Hosting at the International Mystery Writers Festival in Kentucky

In addition, Goldberg teamed up with author Joel Goldman to launch the publishing company, Brash Book, which has successfully released 80 reprints and twenty original novels in the last four years.

So how does he find time to do all this?

“I tend to do my best writing late at night. After 8 p.m. Until 2 a.m. I still write during the day. Get up at 10, then spend my day rewriting what I did the day before.” He does his book publishing work during the day too, then adds:  “I usually write my scripts during the day, the books at night.”

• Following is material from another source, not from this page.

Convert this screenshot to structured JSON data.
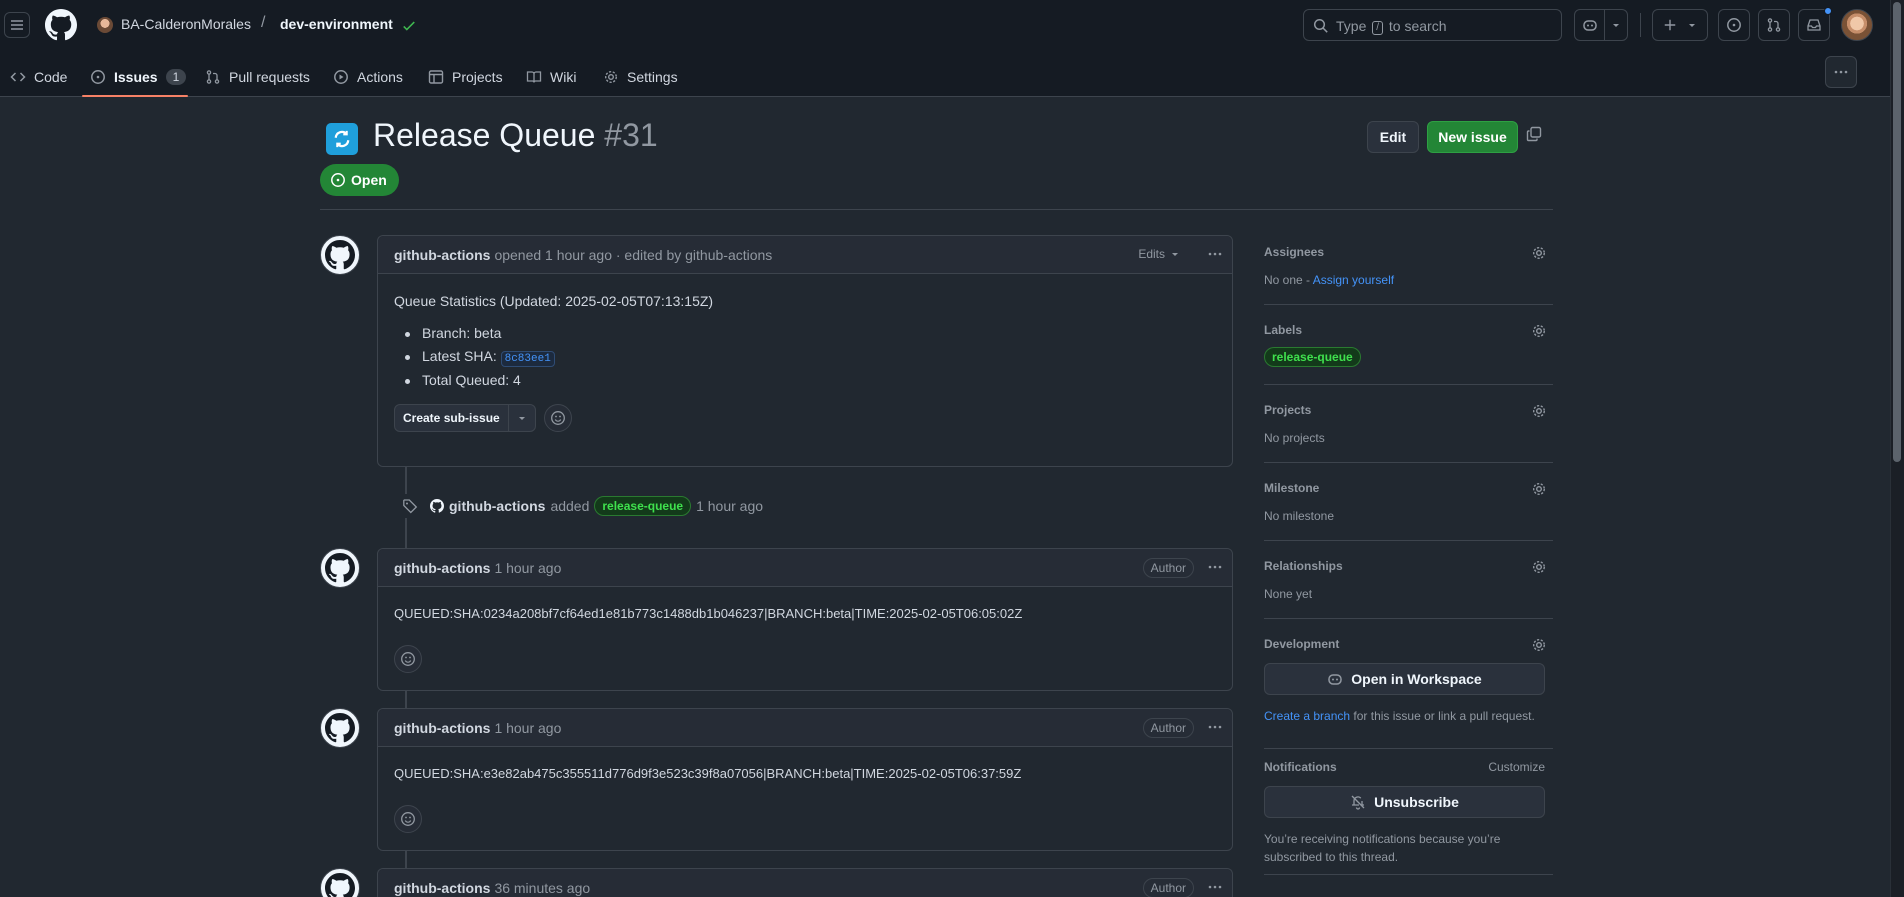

Next up is the second Ian Ludlow book, Killer Thriller, that will be out in 2019. Goldberg is excited that the first book has already received advance praise from such top thriller authors as Lee Child, Brad Meltzer and James Grady.

And, if Ian Ludlow ever makes it to the screen, who does Goldberg think should play the role? “Steve Carell would be great. Or Jason Sudeikis or someone like that. Paul Giamatti. Sam Rockwell. You want someone that comes across as an ordinary guy from the get-go.”

*****

Lee Goldberg is a two-time Edgar & two-time Shamus Award nominee and the #1 New York Times bestselling author of over thirty novels, including the fifteen Monk mysteries and the internationally bestselling Fox & O’Hare books (The Heist, The Chase, The Job, The Scam, The Pursuit) co-written with Janet Evanovich. He’s also written and/or produced scores of TV shows, including Diagnosis Murder, SeaQuest, Monk, and The Glades. As an international television consultant, he has advised networks and studios in Canada, France, Germany, Spain, China, Sweden, and the Netherlands on the creation, writing and production of episodic television series. He recently founded, with author Joel Goldman, the publishing company Brash Books.